Miasto na Marsie Kończy się swoistym wezwaniem do działania. Chodzi o to, że mamy małą stację kosmiczną i jesteśmy w stanie zbudować na Ziemi wiele obiektów eksperymentalnych, w których możemy zbadać pewne problemy praktyczne. Opanujmy biologię i inżynierię, zanim wyślemy ludzi na Marsa. Pracując nad technologią, należy doprecyzować prawo, abyśmy jeśli (lub kiedy) osiedlimy się gdzie indziej, robili to w sposób, który nie rozpocznie wojny między wściekłymi narodami za pomocą broni nuklearnej.
Myślę, że o to właśnie chodzi Miasto na Marsie Odkryliśmy, że jedyny wyraźny dowód na to, jak przestrzeń wpływa na człowieka, jest mocno obciążony przeciwko Pójście.

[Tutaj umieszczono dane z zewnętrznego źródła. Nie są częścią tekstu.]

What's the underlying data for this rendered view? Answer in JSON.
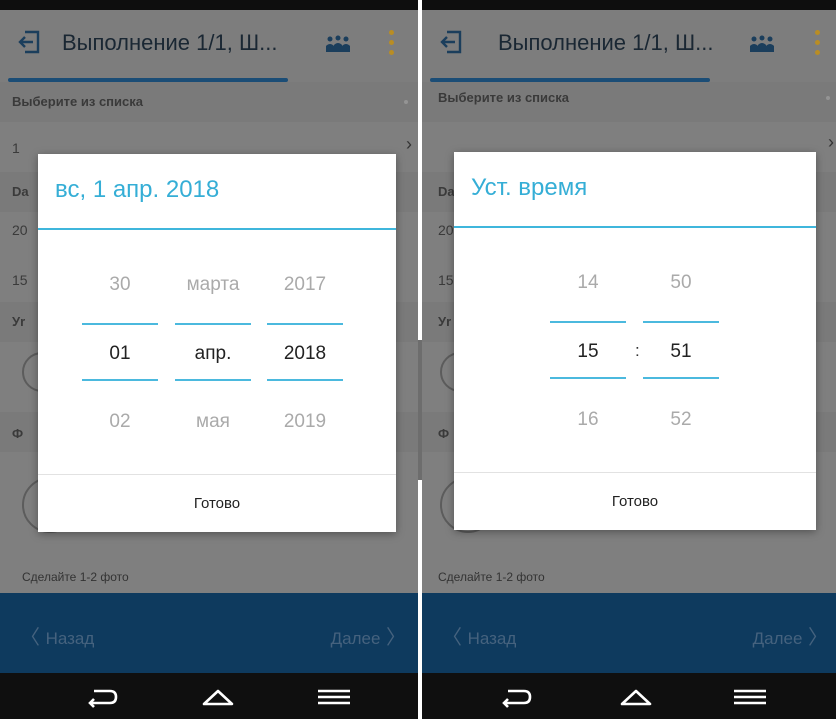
{
  "app": {
    "title": "Выполнение 1/1, Ш...",
    "accent": "#3fb6dc",
    "brand": "#0e3a5e"
  },
  "form": {
    "list_label": "Выберите из списка",
    "list_value": "1",
    "date_label_partial": "Da",
    "date_value_partial": "20",
    "time_value_partial": "15",
    "user_label_partial": "Уr",
    "photo_label_partial": "Ф",
    "photo_hint": "Сделайте 1-2 фото"
  },
  "nav": {
    "back_label": "Назад",
    "next_label": "Далее"
  },
  "date_dialog": {
    "title": "вс, 1 апр. 2018",
    "days": {
      "prev": "30",
      "selected": "01",
      "next": "02"
    },
    "months": {
      "prev": "марта",
      "selected": "апр.",
      "next": "мая"
    },
    "years": {
      "prev": "2017",
      "selected": "2018",
      "next": "2019"
    },
    "done_label": "Готово"
  },
  "time_dialog": {
    "title": "Уст. время",
    "hours": {
      "prev": "14",
      "selected": "15",
      "next": "16"
    },
    "minutes": {
      "prev": "50",
      "selected": "51",
      "next": "52"
    },
    "separator": ":",
    "done_label": "Готово"
  },
  "icons": {
    "back": "exit-arrow-icon",
    "team": "team-icon",
    "more": "more-vertical-icon",
    "sys_back": "system-back-icon",
    "sys_home": "home-icon",
    "sys_menu": "menu-icon"
  }
}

Równowagę tę można zmienić, podejmując pracę nad znalezieniem odpowiedzi na niektóre pytania postawione w książce. Zwolnienie grupy osób w celu uzyskania odpowiedzi wydaje się jednak wątpliwe z etycznego punktu widzenia. Może więc zajmij się tym wcześniej?
„Nagradzany beeraholik. Fan Twittera. Podróżnik. Miłośnik jedzenia.